Ron is a very good Koch. (ha....get what I did there?) He can make really yummy meals out of almost anything, and often, he just throws things together without a recipe. It almost always comes out...edible. There are a few meals, however, that he has perfected, and he does write down the recipe, because he doesn't feel he can improve much upon it. This breaded pork tenderloin sandwich is one of them. I usually buy the huge pork loin when it is on sale for $1.89 or less. This last one I purchased for just $1.59! That is a steal! I freeze it for a few hours, to make it more slice-able (except when I forget and leave it in the freezer, whole, for 3 days. Then I have to saw and saw and saw to get it sliced!) I usually get 4 packages of 4 ( 1/2 - 3/4 inch ) pork "chops" and then a hunk left over for a "roast".

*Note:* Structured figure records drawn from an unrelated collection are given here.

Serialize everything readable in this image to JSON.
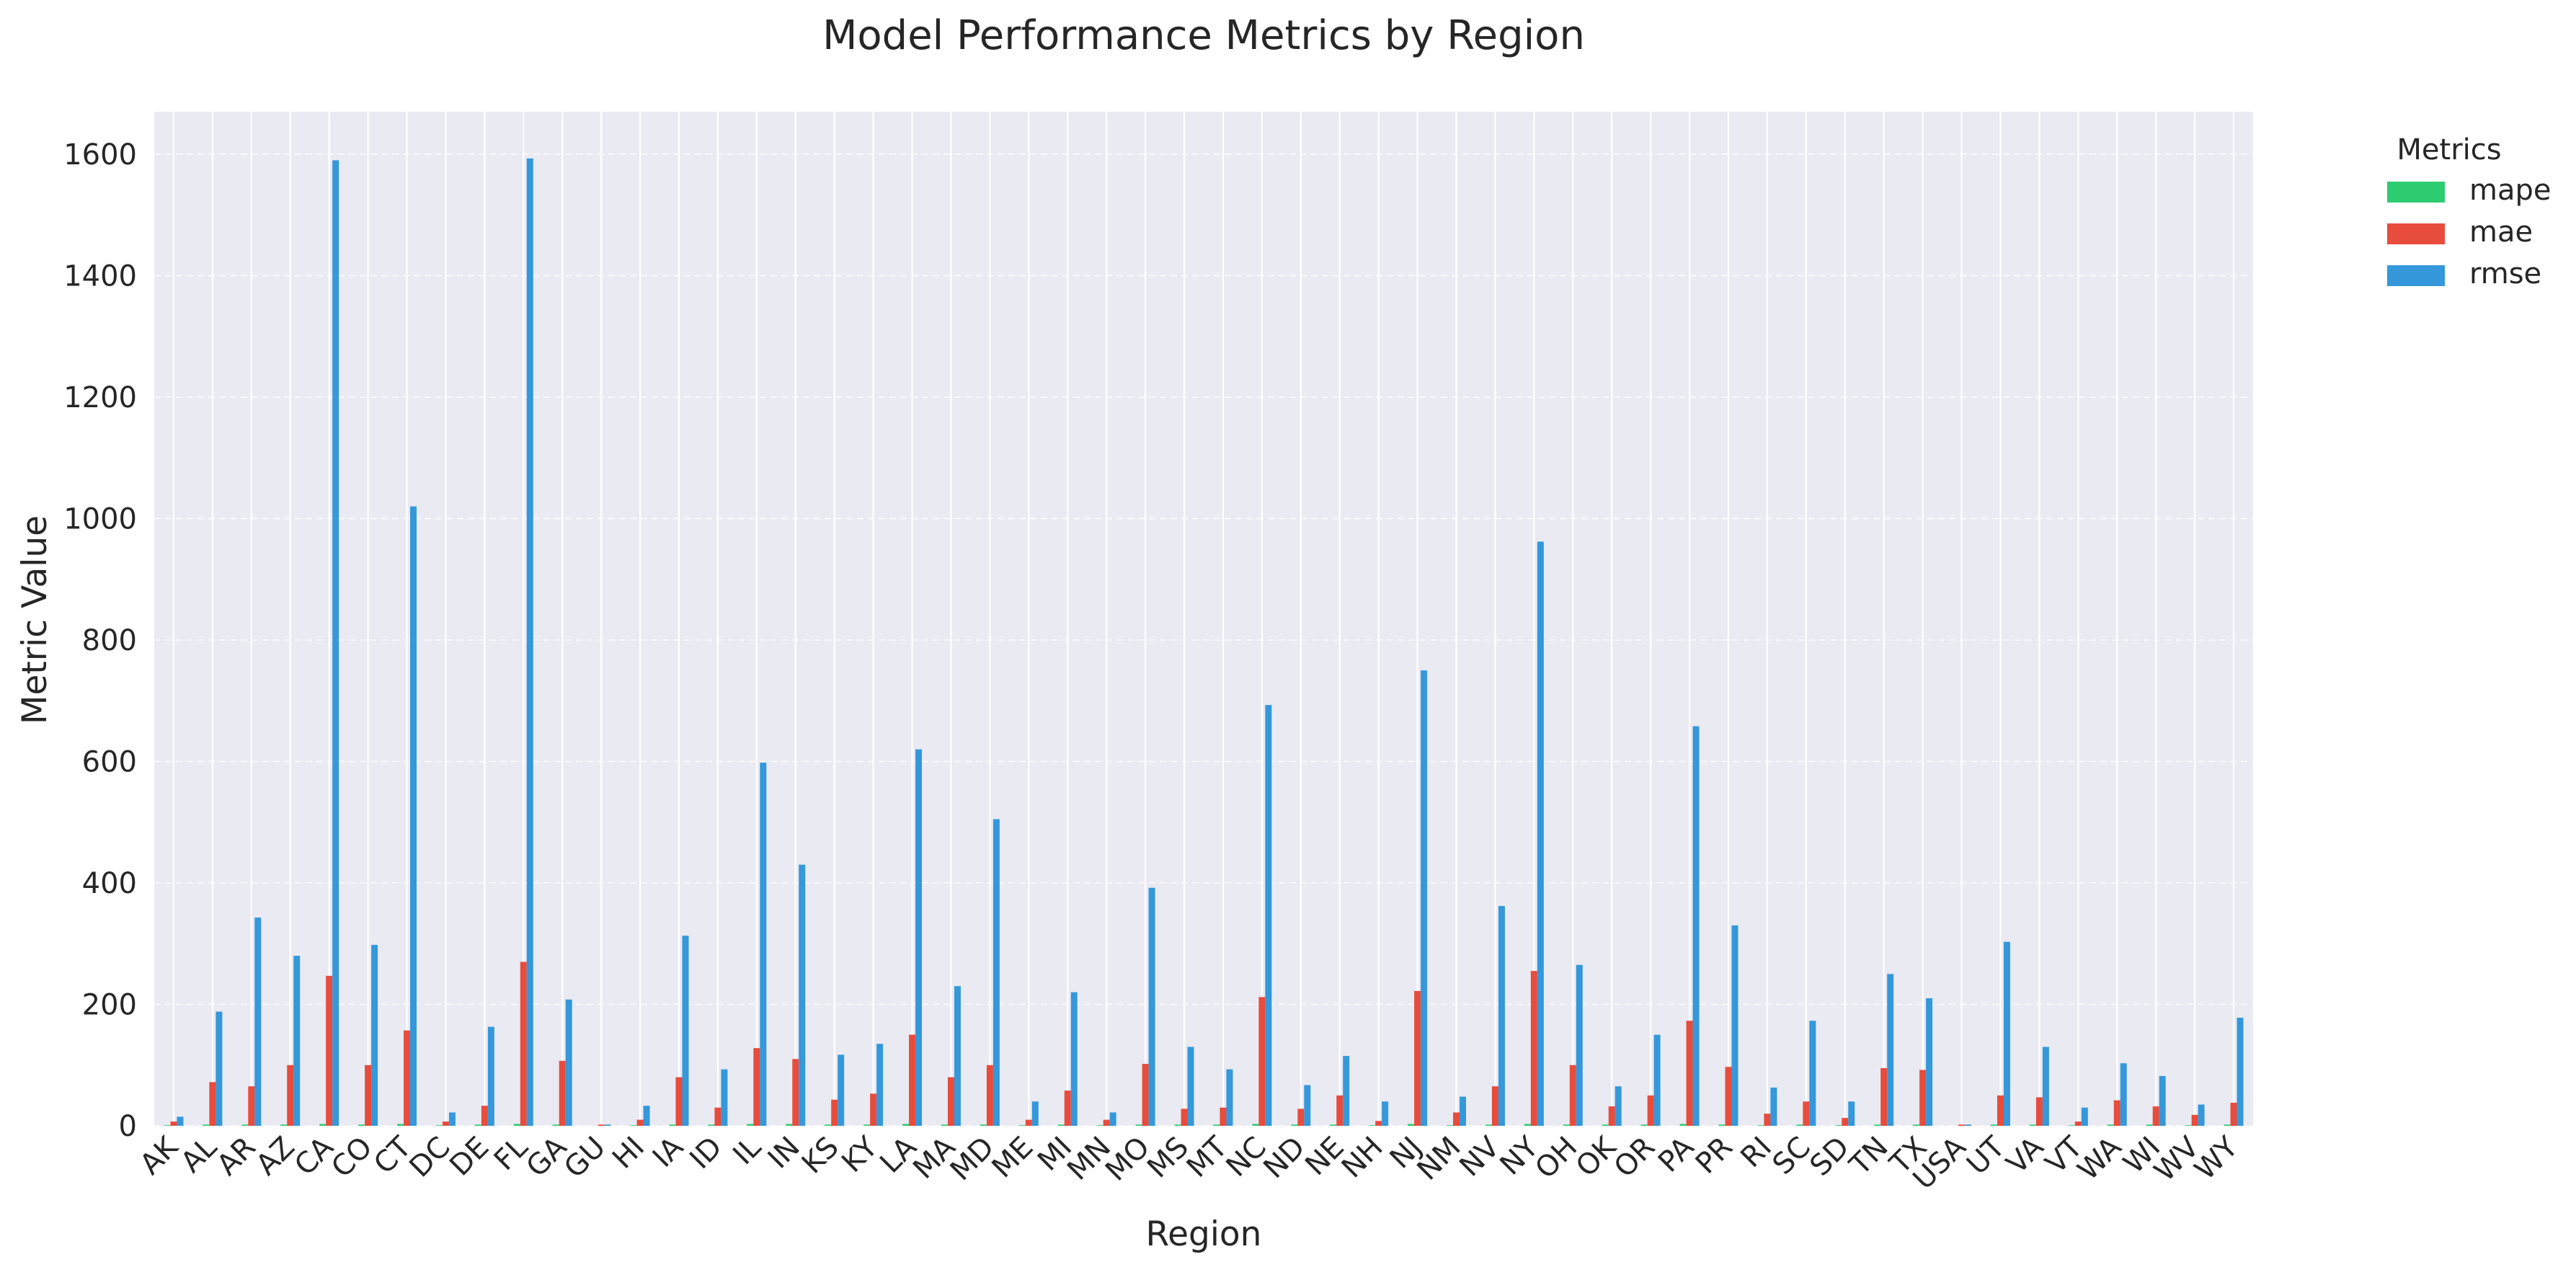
{
  "chart_data": {
    "type": "bar",
    "title": "Model Performance Metrics by Region",
    "xlabel": "Region",
    "ylabel": "Metric Value",
    "ylim": [
      0,
      1670
    ],
    "yticks": [
      0,
      200,
      400,
      600,
      800,
      1000,
      1200,
      1400,
      1600
    ],
    "grid": true,
    "legend": {
      "title": "Metrics",
      "placement": "outside-top-right"
    },
    "categories": [
      "AK",
      "AL",
      "AR",
      "AZ",
      "CA",
      "CO",
      "CT",
      "DC",
      "DE",
      "FL",
      "GA",
      "GU",
      "HI",
      "IA",
      "ID",
      "IL",
      "IN",
      "KS",
      "KY",
      "LA",
      "MA",
      "MD",
      "ME",
      "MI",
      "MN",
      "MO",
      "MS",
      "MT",
      "NC",
      "ND",
      "NE",
      "NH",
      "NJ",
      "NM",
      "NV",
      "NY",
      "OH",
      "OK",
      "OR",
      "PA",
      "PR",
      "RI",
      "SC",
      "SD",
      "TN",
      "TX",
      "USA",
      "UT",
      "VA",
      "VT",
      "WA",
      "WI",
      "WV",
      "WY"
    ],
    "series": [
      {
        "name": "mape",
        "color": "#2ecc71",
        "values": [
          1,
          2,
          2,
          2,
          3,
          2,
          3,
          1,
          2,
          3,
          2,
          0,
          1,
          2,
          2,
          3,
          3,
          2,
          2,
          3,
          2,
          2,
          1,
          2,
          1,
          2,
          2,
          2,
          3,
          2,
          2,
          1,
          3,
          1,
          2,
          3,
          2,
          2,
          2,
          3,
          2,
          1,
          2,
          1,
          2,
          2,
          0,
          2,
          2,
          1,
          2,
          2,
          1,
          2
        ]
      },
      {
        "name": "mae",
        "color": "#e74c3c",
        "values": [
          7,
          72,
          65,
          100,
          247,
          100,
          157,
          7,
          33,
          270,
          107,
          2,
          10,
          80,
          30,
          128,
          110,
          43,
          53,
          150,
          80,
          100,
          10,
          58,
          10,
          102,
          28,
          30,
          212,
          28,
          50,
          8,
          222,
          22,
          65,
          255,
          100,
          32,
          50,
          173,
          97,
          20,
          40,
          13,
          95,
          92,
          2,
          50,
          47,
          7,
          42,
          32,
          18,
          38
        ]
      },
      {
        "name": "rmse",
        "color": "#3498db",
        "values": [
          15,
          188,
          343,
          280,
          1590,
          298,
          1020,
          22,
          163,
          1593,
          208,
          2,
          33,
          313,
          93,
          598,
          430,
          117,
          135,
          620,
          230,
          505,
          40,
          220,
          22,
          392,
          130,
          93,
          693,
          67,
          115,
          40,
          750,
          48,
          362,
          962,
          265,
          65,
          150,
          658,
          330,
          63,
          173,
          40,
          250,
          210,
          2,
          303,
          130,
          30,
          103,
          82,
          35,
          178
        ]
      }
    ]
  }
}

Ron takes a package of thawed pork "chops" and makes them into breaded pork tenderloin sandwiches.
Pound the pork loin slice to about 1/4 thick, as evenly as possible. (Warn people and dogs in your family when you are going to do this....it is startlingly noisy). Marinate overnight in enough buttermilk to cover (2 or 3 cups), with salt, pepper, cayenne pepper and 2 cloves of garlic, pressed. (Sorry folks....he doesn't measure the spices.)
The next day, when you are ready to cook them,
- dip them in flour seasoned with salt and pepper.

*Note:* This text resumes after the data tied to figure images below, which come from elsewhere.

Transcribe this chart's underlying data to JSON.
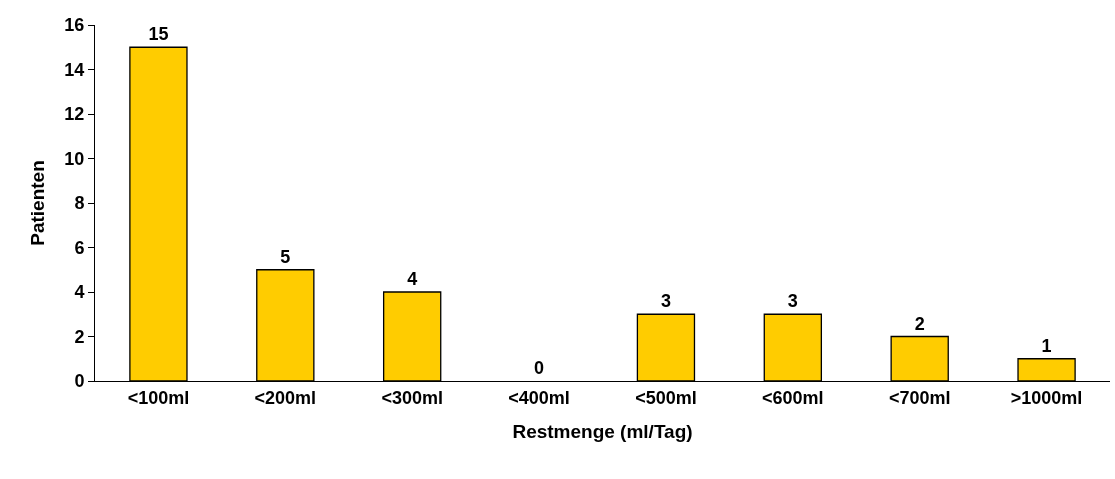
{
  "chart_data": {
    "type": "bar",
    "xlabel": "Restmenge (ml/Tag)",
    "ylabel": "Patienten",
    "categories": [
      "<100ml",
      "<200ml",
      "<300ml",
      "<400ml",
      "<500ml",
      "<600ml",
      "<700ml",
      ">1000ml"
    ],
    "values": [
      15,
      5,
      4,
      0,
      3,
      3,
      2,
      1
    ],
    "color": "#ffcc00",
    "ylim": [
      0,
      16
    ],
    "yticks": [
      0,
      2,
      4,
      6,
      8,
      10,
      12,
      14,
      16
    ],
    "grid": false,
    "data_labels": true
  }
}
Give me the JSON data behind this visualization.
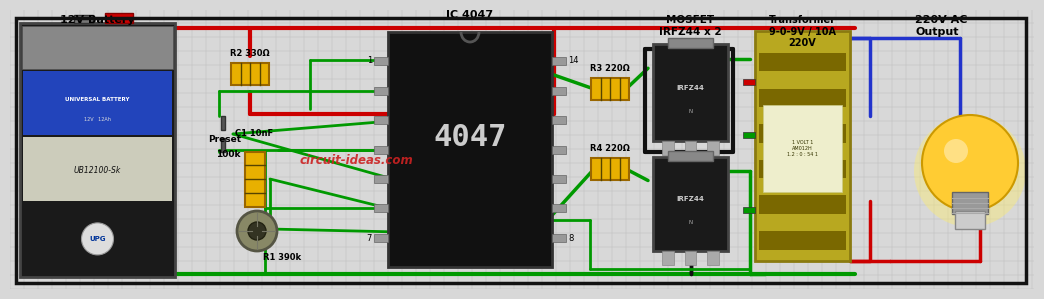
{
  "bg_color": "#d8d8d8",
  "border_color": "#111111",
  "grid_color": "#bbbbbb",
  "battery_label": "12V Battery",
  "ic_label": "IC 4047",
  "mosfet_label": "MOSFET\nIRFZ44 x 2",
  "transformer_label": "Transformer\n9-0-9V / 10A\n220V",
  "bulb_label": "220V AC\nOutput",
  "r2_label": "R2 330Ω",
  "c1_label": "C1 10nF",
  "preset_label": "Preset",
  "preset_val": "100k",
  "r1_label": "R1 390k",
  "r3_label": "R3 220Ω",
  "r4_label": "R4 220Ω",
  "resistor_color": "#e8b000",
  "wire_red": "#cc0000",
  "wire_green": "#009900",
  "wire_black": "#111111",
  "wire_blue": "#2233cc",
  "watermark": "circuit-ideas.com",
  "watermark_color": "#cc2222"
}
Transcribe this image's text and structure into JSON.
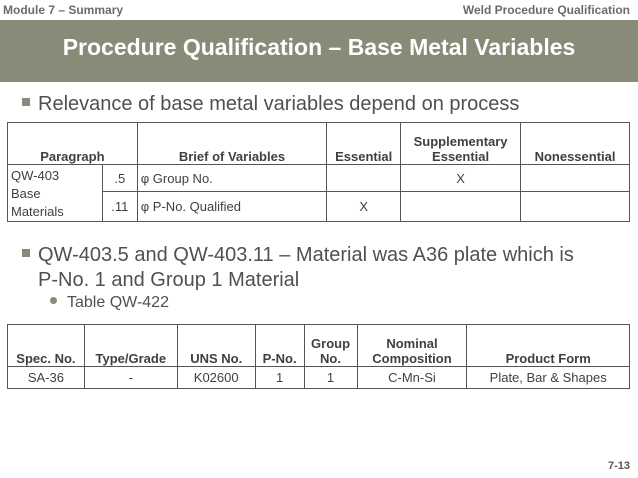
{
  "header": {
    "module": "Module 7 – Summary",
    "section": "Weld Procedure Qualification"
  },
  "slide": {
    "title": "Procedure Qualification – Base Metal Variables",
    "page": "7-13"
  },
  "bullets": {
    "b1": "Relevance of base metal variables depend on process",
    "b2_line1": "QW-403.5 and QW-403.11 – Material was A36 plate which is",
    "b2_line2": "P-No. 1 and Group 1 Material",
    "sub1": "Table QW-422"
  },
  "table1": {
    "headers": {
      "paragraph": "Paragraph",
      "brief": "Brief of Variables",
      "essential": "Essential",
      "supp1": "Supplementary",
      "supp2": "Essential",
      "nonessential": "Nonessential"
    },
    "group_label": [
      "QW-403",
      "Base",
      "Materials"
    ],
    "rows": [
      {
        "sub": ".5",
        "brief": "φ Group No.",
        "essential": "",
        "supplementary": "X",
        "nonessential": ""
      },
      {
        "sub": ".11",
        "brief": "φ P-No. Qualified",
        "essential": "X",
        "supplementary": "",
        "nonessential": ""
      }
    ]
  },
  "table2": {
    "headers": {
      "spec": "Spec. No.",
      "type": "Type/Grade",
      "uns": "UNS No.",
      "pno": "P-No.",
      "group1": "Group",
      "group2": "No.",
      "nominal1": "Nominal",
      "nominal2": "Composition",
      "form": "Product Form"
    },
    "row": {
      "spec": "SA-36",
      "type": "-",
      "uns": "K02600",
      "pno": "1",
      "group": "1",
      "composition": "C-Mn-Si",
      "form": "Plate, Bar & Shapes"
    }
  }
}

- drench in two beaten eggs, mixed with equal part of the leftover marinade
- roll in a mixture of bread crumbs, corn meal, Panko crumbs and Italian seasoning (again...sorry....no measurements)

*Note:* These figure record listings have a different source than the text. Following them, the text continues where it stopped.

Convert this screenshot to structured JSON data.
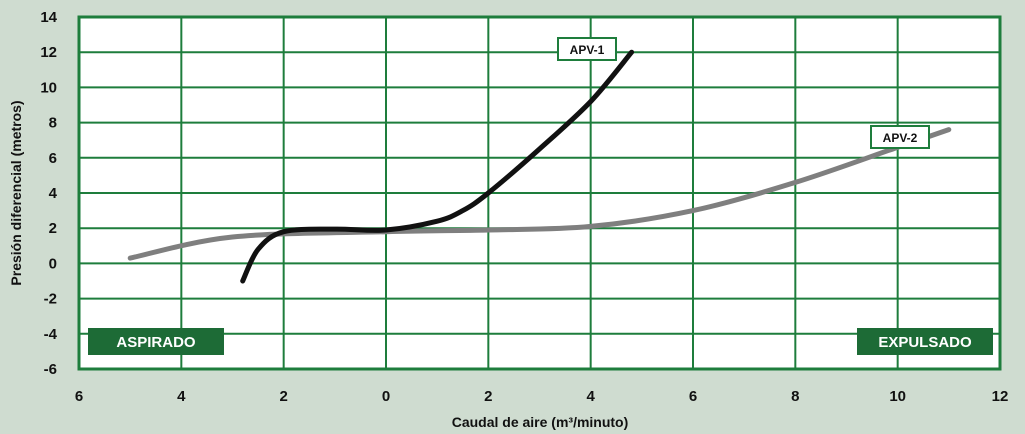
{
  "chart_data": {
    "type": "line",
    "xlabel": "Caudal de aire (m³/minuto)",
    "ylabel": "Presión diferencial (metros)",
    "x_tick_values": [
      -6,
      -4,
      -2,
      0,
      2,
      4,
      6,
      8,
      10,
      12
    ],
    "x_tick_labels": [
      "6",
      "4",
      "2",
      "0",
      "2",
      "4",
      "6",
      "8",
      "10",
      "12"
    ],
    "y_ticks": [
      14,
      12,
      10,
      8,
      6,
      4,
      2,
      0,
      -2,
      -4,
      -6
    ],
    "xlim": [
      -6,
      12
    ],
    "ylim": [
      -6,
      14
    ],
    "grid": true,
    "regions": [
      {
        "label": "ASPIRADO",
        "side": "left"
      },
      {
        "label": "EXPULSADO",
        "side": "right"
      }
    ],
    "series": [
      {
        "name": "APV-1",
        "color": "#111111",
        "points": [
          [
            -2.8,
            -1.0
          ],
          [
            -2.5,
            0.8
          ],
          [
            -2.0,
            1.8
          ],
          [
            -1.0,
            1.95
          ],
          [
            0.0,
            1.9
          ],
          [
            1.0,
            2.4
          ],
          [
            1.5,
            3.0
          ],
          [
            2.0,
            4.0
          ],
          [
            3.0,
            6.5
          ],
          [
            4.0,
            9.2
          ],
          [
            4.8,
            12.0
          ]
        ]
      },
      {
        "name": "APV-2",
        "color": "#7f7f7f",
        "points": [
          [
            -5.0,
            0.3
          ],
          [
            -3.0,
            1.5
          ],
          [
            0.0,
            1.8
          ],
          [
            2.0,
            1.9
          ],
          [
            4.0,
            2.1
          ],
          [
            6.0,
            3.0
          ],
          [
            8.0,
            4.6
          ],
          [
            10.0,
            6.6
          ],
          [
            11.0,
            7.6
          ]
        ]
      }
    ]
  }
}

- Preheat Air Fryer to 400
- Put in air fryer tray sprayed with Pam and spray the top of the tenderloin with Pam. Air fry at 400 for 10 minutes.
- Turn and spray with Pam again.
- Air fry for an additional 5 minutes.
He has also just fried them in oil in a skillet on the top of the stove. Much messier, but it works very well and is delicious. Out of love for his wife and concern for her high cholesterol numbers, he has switched to using an Air Fryer.